Yesterday, a Colorado bill that would have allowed undocumented immigrant students to pay in-state tuition to attend the state's colleges and universities died  in the House Education Committee, on a partisan vote. The "ASSET" bill - standing for "Advancing Students for a Stronger Economy Tomorrow"
- had passed  the full state Senate earlier this month.
Despite its failure this year, ASSET still enjoys strong support from Colorado's business and educator communities, who view it as a key workforce and economic development proposal that would improve educational access and inject much-needed revenue into the state's strapped higher education system and help address the state's current overall budget deficit. The bill was the centerpiece of a broad and effective coalition , having been endorsed by education advocates, key business leaders and chambers of commerce, student groups, and immigrant rights advocates.
While this week's disappointing vote is a setback, Colorado continues to show positive signs of taking a more measured and forward-thinking approach to immigration. Earlier this year, lawmakers soundly defeated  a bill that aimed to copy Arizona's controversial and misguided immigration enforcement law, SB 1070. And thanks in large part to a growing Latino population and increasingly influential Latino electorate, key progressive lawmakers have consistently avoided the kind of overheated anti-immigrant rhetoric that has emerged in many other states during legislative sessions.

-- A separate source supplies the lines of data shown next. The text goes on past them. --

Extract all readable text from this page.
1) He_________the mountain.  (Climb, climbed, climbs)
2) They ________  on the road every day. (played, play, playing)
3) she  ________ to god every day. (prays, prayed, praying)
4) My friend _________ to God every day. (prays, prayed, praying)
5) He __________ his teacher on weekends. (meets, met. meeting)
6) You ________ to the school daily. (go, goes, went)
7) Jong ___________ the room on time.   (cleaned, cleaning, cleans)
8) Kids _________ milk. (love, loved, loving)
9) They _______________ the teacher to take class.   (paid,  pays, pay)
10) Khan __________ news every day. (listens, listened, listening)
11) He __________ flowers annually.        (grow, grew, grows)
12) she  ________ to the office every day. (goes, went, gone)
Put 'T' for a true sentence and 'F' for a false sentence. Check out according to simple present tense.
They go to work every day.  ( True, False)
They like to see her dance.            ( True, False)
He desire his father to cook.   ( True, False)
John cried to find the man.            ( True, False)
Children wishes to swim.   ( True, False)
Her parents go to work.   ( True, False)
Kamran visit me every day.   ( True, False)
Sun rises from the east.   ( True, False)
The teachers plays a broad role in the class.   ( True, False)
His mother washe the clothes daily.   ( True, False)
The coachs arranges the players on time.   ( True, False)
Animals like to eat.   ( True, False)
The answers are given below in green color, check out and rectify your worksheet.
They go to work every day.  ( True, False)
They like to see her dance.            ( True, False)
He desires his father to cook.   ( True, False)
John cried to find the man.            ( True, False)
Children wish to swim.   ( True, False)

State lawmakers missed an opportunity yesterday to improve educational access for thousands, decrease drop-out rates among high school students, and help the cash-strapped state university system. Nonetheless, gains were made, particularly in the Senate, where many Democrats supported the bill who had previously opposed a similar measure in 2008. This momentum will certainly carry over to next year, with Colorado poised to become a leader in advancing state-level pro-immigrant legislation.